Association entre les trajectoires d’apport en acides aminés à chaîne ramifiée à l’âge adulte et le risque de diabète de type 2 et ses facteurs de risque associés
Le diabète de type 2 (DT2) constitue un problème de santé mondial croissant, imposant un fardeau important sur les systèmes de santé. Les acides aminés à chaîne ramifiée (BCAA), comprenant la leucine, l’isoleucine et la valine, jouent un rôle essentiel dans la synthèse protéique, l’homéostasie glucidique et les voies de signalisation sensibles aux nutriments. Bien que les concentrations plasmatiques de BCAA prédisent le développement du DT2, la relation entre leur apport alimentaire et le risque de DT2 reste contradictoire. La plupart des études antérieures se basent sur des mesures ponctuelles, négligeant les variations temporelles de l’apport en BCAA. Cette étude adopte une approche longitudinale sur 18 ans pour explorer l’association entre les trajectoires d’apport en BCAA et le risque de DT2.
Méthodes
Les données proviennent de l’enquête China Health and Nutrition Survey (CHNS, 1991–2011), incluant 13 122 participants. Les critères d’exclusion comprenaient un apport énergétique invraisemblable, des valeurs extrêmes de BCAA, une participation à une seule enquête, un âge <18 ans, un diabète préexistant ou une grossesse. L’apport alimentaire a été évalué par trois rappels alimentaires de 24 heures et un inventaire ménager sur 3 jours. La teneur en BCAA a été calculée via la Chinese Food Composition Table et exprimée en densité énergétique (mg/kcal).
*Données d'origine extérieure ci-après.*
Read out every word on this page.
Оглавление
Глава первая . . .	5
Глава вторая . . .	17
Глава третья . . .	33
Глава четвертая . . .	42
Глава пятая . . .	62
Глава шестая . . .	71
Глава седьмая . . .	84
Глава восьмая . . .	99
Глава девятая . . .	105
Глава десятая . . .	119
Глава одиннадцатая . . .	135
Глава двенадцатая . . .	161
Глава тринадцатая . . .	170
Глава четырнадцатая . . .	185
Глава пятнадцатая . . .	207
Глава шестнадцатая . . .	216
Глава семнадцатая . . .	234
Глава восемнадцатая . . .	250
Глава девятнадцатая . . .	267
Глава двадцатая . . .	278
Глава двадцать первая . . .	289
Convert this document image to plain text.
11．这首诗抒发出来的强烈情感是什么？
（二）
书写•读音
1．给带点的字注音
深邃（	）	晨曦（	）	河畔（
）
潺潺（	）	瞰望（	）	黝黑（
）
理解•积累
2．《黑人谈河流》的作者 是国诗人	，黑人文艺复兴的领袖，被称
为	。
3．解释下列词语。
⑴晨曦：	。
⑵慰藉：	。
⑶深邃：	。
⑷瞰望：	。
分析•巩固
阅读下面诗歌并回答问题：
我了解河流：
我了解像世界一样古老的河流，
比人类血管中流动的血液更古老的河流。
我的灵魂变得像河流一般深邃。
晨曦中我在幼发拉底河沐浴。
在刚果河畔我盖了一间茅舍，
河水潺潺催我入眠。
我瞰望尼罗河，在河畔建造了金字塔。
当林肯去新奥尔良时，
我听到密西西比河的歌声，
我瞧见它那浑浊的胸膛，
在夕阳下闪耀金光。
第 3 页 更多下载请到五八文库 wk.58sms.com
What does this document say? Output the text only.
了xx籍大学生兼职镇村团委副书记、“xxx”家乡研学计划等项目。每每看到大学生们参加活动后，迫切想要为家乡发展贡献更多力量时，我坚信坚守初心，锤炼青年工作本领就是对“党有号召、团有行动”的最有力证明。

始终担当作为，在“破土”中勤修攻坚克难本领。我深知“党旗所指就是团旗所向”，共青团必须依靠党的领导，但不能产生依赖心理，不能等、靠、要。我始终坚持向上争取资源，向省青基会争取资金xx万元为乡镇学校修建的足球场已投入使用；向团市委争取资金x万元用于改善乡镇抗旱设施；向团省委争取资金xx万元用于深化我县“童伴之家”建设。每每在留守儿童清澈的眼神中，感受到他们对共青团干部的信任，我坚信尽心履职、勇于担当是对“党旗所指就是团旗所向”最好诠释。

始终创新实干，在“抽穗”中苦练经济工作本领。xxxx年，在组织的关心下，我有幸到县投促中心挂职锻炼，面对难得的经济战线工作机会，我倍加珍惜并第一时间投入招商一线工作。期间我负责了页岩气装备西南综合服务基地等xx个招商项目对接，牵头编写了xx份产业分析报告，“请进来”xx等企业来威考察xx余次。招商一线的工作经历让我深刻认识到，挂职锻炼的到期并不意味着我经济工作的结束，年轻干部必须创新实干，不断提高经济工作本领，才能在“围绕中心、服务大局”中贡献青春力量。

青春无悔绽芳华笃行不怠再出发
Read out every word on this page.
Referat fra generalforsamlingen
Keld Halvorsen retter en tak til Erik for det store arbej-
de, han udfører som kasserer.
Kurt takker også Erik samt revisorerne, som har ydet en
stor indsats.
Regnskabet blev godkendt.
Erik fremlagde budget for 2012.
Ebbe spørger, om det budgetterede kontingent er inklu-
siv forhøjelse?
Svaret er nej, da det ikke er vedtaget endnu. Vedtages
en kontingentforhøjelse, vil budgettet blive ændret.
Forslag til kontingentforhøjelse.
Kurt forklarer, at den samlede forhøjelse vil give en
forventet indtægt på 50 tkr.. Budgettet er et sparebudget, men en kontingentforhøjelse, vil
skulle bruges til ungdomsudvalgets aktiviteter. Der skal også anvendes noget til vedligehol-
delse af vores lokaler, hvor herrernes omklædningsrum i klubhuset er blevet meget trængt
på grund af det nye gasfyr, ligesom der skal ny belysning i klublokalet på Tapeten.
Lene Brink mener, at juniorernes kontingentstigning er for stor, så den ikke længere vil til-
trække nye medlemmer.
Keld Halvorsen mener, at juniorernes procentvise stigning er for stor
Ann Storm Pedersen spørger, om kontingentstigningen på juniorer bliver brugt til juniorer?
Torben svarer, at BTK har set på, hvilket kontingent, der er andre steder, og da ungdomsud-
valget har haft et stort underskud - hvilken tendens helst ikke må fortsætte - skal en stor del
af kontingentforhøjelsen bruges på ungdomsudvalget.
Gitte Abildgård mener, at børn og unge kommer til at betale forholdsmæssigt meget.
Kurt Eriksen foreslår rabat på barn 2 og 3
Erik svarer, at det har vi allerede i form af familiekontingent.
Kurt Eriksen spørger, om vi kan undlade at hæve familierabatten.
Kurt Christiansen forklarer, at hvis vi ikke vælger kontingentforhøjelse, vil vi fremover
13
Les paramètres anthropométriques et les biomarqueurs sanguins (glucose à jeun, HbA1c) ont été mesurés. Le DT2 a été défini par auto-déclaration, glycémie, HbA1c ou traitement antidiabétique.
Résultats
Un modèle mixte à classes latentes (LCMM) a identifié quatre trajectoires d’apport en BCAA :
- T1 : légère-stable (62,6 %), apport faible et stable.
- T2 : élevé à léger (5,1 %), diminution avec l’âge.
- T3 : modéré à élevé puis déclin (6,6 %), pic en milieu de vie.
- T4 : léger à modéré (25,7 %), augmentation progressive.
Les analyses de Cox ont montré un risque accru de DT2 pour T3 (HR = 1,36 ; IC 95 % : 1,04–1,78) et T4 (HR = 1,51 ; IC 95 % : 1,30–1,74) comparé à T1. Les trajectoires T3 et T4 étaient associées à des taux plus élevés de cholestérol total, LDL-C, triglycérides, acide urique, lipoprotéine A et apoB, ainsi qu’à un HDL-C réduit. Bien que la glycémie à jeun et l’HbA1c ne différaient pas significativement, des tendances à l’élévation étaient observées dans T3/T4.
Mécanismes de médiation
L’analyse de médiation a révélé que le cholestérol total, HDL-C, triglycérides et apoB expliquaient respectivement 12,1 %, 15,2 %, 15,2 % et 12,1 % de l’effet total des BCAA sur le DT2. L’activation hépatique de mTOR par les BCAA pourrait perturber le métabolisme lipidique, favorisant l’accumulation d’acides gras libres et la résistance à l’insuline. Dans les adipocytes, les BCAA stimulent la lipolyse via l’AMPKa2, exacerbant ces effets.
Conclusion
Cette étude souligne l’impact délétère d’un apport croissant en BCAA sur le risque de DT2, particulièrement en cas d’augmentation tardive (T4). Une réduction précoce de l’apport (T2) semble protectrice. Les stratégies de prévention devraient cibler le contrôle des BCAA dès l’âge adulte, en considérant leurs interactions avec le métabolisme lipidique. Ces résultats appellent à des recherches complémentaires sur les implications cardiovasculaires et les applications en santé publique.